The first volume, published in 1869, included the papers presented in 1868. The Transactions and Proceedings followed this pattern, with some variations until 1961. These variations include the republication in 1875 of a revised edition of the first volume; the separate publication of the Proceedings for v41-v44; quarterly and annual publication of the Transactions from v58.

The Transactions were split in 1961 into separate series for zoology, botany, geology and general. The Proceedings, which had been published separately since 1958 with the same numbering as the Transactions, continued till 1996.

The Royal Society has since 1910 published, irregularly, a monographic series entitled the Bulletin for papers that were too large for the Transactions.

Content

The Transactions initially covered a wide range of subjects. While science has always predominated a report in 1891 showed that about 20% of the papers published up to then were in the areas of ethnography, agriculture, history and literature. However by the 1920's the Transactions were exclusively scientific, with particular focus on botany, zoology and geology. This change was due, in part, to the emergence of other research publications such as the Journal of the Polynesian Society, NZ journal of agriculture and the NZ journal of science and technology to provide outlets for research. Dissatisfaction with the Transactions may have encouraged the establishment of other research journals. There was frequent criticism from some of the societies affiliated to the Royal Society about the slowness with which the Transactions were published.

The content of the Proceedings also varied over the years. The full proceedings of the member societies and the parent body weren't always included every year. In the 1950's they started to included articles and reports relating to other scientific organisations that the Society was involved with such as the International Council of Science Unions.

For more information about the Transactions and Proceedings see, Charles Fleming, Science, settlers and scholars : the centennial history of the Royal Society of New Zealand (1987).

Digitisation of the Transactions

This project has been carried out by the National Library in consultation with the Royal Society.

Link to Royal Society of New Zealand website

The original volumes are from the collections of the Alexander Turnbull Library.

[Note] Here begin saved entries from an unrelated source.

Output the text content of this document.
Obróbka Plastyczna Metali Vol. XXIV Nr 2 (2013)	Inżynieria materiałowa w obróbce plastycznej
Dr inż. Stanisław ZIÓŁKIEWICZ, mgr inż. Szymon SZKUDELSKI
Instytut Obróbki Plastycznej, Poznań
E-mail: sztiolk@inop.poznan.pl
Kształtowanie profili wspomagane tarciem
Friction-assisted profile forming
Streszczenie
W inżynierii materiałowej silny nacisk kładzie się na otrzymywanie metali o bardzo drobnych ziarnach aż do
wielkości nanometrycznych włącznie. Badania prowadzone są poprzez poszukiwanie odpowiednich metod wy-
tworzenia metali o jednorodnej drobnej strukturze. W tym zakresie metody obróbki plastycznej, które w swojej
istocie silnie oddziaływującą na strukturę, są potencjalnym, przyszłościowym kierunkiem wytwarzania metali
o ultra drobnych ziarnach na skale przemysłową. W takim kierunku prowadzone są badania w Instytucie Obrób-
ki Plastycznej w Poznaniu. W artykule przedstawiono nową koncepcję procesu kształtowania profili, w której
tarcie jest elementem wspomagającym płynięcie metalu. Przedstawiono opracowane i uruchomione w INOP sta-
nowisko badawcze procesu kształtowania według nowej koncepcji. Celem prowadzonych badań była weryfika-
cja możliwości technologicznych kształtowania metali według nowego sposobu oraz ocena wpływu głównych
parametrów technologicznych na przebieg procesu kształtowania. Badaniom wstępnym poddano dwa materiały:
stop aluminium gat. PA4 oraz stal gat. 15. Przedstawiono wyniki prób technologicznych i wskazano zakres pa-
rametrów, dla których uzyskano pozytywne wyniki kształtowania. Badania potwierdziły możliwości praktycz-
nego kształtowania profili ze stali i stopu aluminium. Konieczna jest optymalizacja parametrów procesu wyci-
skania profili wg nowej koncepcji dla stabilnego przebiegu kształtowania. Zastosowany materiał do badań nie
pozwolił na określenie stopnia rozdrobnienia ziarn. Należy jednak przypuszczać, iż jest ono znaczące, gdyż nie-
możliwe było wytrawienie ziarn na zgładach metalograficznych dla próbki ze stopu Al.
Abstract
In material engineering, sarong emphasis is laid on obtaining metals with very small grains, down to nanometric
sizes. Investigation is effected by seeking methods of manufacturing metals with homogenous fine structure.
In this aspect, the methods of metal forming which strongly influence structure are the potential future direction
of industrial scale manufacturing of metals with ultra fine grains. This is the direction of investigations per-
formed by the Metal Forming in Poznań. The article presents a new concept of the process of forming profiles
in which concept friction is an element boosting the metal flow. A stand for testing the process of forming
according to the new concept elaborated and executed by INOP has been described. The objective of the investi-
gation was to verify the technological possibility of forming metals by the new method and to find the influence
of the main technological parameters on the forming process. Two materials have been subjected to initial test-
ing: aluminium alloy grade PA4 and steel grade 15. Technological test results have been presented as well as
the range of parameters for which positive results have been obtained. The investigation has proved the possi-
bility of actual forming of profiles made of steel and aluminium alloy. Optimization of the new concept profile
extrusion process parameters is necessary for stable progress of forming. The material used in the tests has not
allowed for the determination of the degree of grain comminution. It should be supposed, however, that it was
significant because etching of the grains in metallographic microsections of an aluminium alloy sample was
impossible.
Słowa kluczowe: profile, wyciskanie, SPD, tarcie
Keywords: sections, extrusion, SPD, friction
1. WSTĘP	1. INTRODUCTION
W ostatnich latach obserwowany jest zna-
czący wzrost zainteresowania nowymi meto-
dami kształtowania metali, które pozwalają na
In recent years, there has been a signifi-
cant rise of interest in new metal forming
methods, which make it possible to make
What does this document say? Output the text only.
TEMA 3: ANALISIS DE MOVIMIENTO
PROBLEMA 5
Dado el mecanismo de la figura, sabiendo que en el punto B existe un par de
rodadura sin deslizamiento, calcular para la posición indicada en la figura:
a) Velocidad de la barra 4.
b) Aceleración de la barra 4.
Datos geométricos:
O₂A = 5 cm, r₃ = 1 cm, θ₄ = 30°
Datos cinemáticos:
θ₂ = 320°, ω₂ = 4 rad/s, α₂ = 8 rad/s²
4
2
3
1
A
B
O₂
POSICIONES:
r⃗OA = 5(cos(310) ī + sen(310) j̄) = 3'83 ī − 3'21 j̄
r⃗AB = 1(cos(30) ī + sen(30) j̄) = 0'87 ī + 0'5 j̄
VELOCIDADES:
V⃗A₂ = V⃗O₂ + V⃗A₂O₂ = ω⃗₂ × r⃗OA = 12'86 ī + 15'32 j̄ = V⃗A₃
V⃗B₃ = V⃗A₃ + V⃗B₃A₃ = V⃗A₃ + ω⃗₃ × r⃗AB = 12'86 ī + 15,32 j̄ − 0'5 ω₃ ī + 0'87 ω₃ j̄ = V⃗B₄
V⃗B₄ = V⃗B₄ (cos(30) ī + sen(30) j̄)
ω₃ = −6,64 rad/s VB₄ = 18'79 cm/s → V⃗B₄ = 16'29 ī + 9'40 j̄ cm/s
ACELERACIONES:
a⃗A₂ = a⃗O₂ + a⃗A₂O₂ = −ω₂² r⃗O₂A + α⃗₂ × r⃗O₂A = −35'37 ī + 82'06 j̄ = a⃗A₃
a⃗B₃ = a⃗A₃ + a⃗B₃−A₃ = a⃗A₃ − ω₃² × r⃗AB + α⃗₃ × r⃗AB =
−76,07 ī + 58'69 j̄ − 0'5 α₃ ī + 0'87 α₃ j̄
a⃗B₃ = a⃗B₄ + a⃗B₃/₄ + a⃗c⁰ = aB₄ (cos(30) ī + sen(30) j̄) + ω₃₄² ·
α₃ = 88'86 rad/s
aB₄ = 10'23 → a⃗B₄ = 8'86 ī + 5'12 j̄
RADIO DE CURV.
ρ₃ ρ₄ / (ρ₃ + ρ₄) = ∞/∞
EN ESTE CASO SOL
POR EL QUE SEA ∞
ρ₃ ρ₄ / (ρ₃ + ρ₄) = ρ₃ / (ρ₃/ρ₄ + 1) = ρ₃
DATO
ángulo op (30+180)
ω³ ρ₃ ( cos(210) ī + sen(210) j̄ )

The Library worked with two local organisations on this project:

New Zealand Micrographics Services microfilmed and digitised the Transactions to international standards.

The New Zealand Electronic Text Centre managed the process of transcribing and encoding the full text of the Transactions. The scanned images were then transcribed using a process called double-keying in which two operators work on each page. This ensures a high level of accuracy. Transcribed text was then marked up using the Text Encoding Initiative (TEI) Guidelines.

Contribution to WorldWideScience.org

The Transactions are searchable through the global science gateway WorldWideScience.org.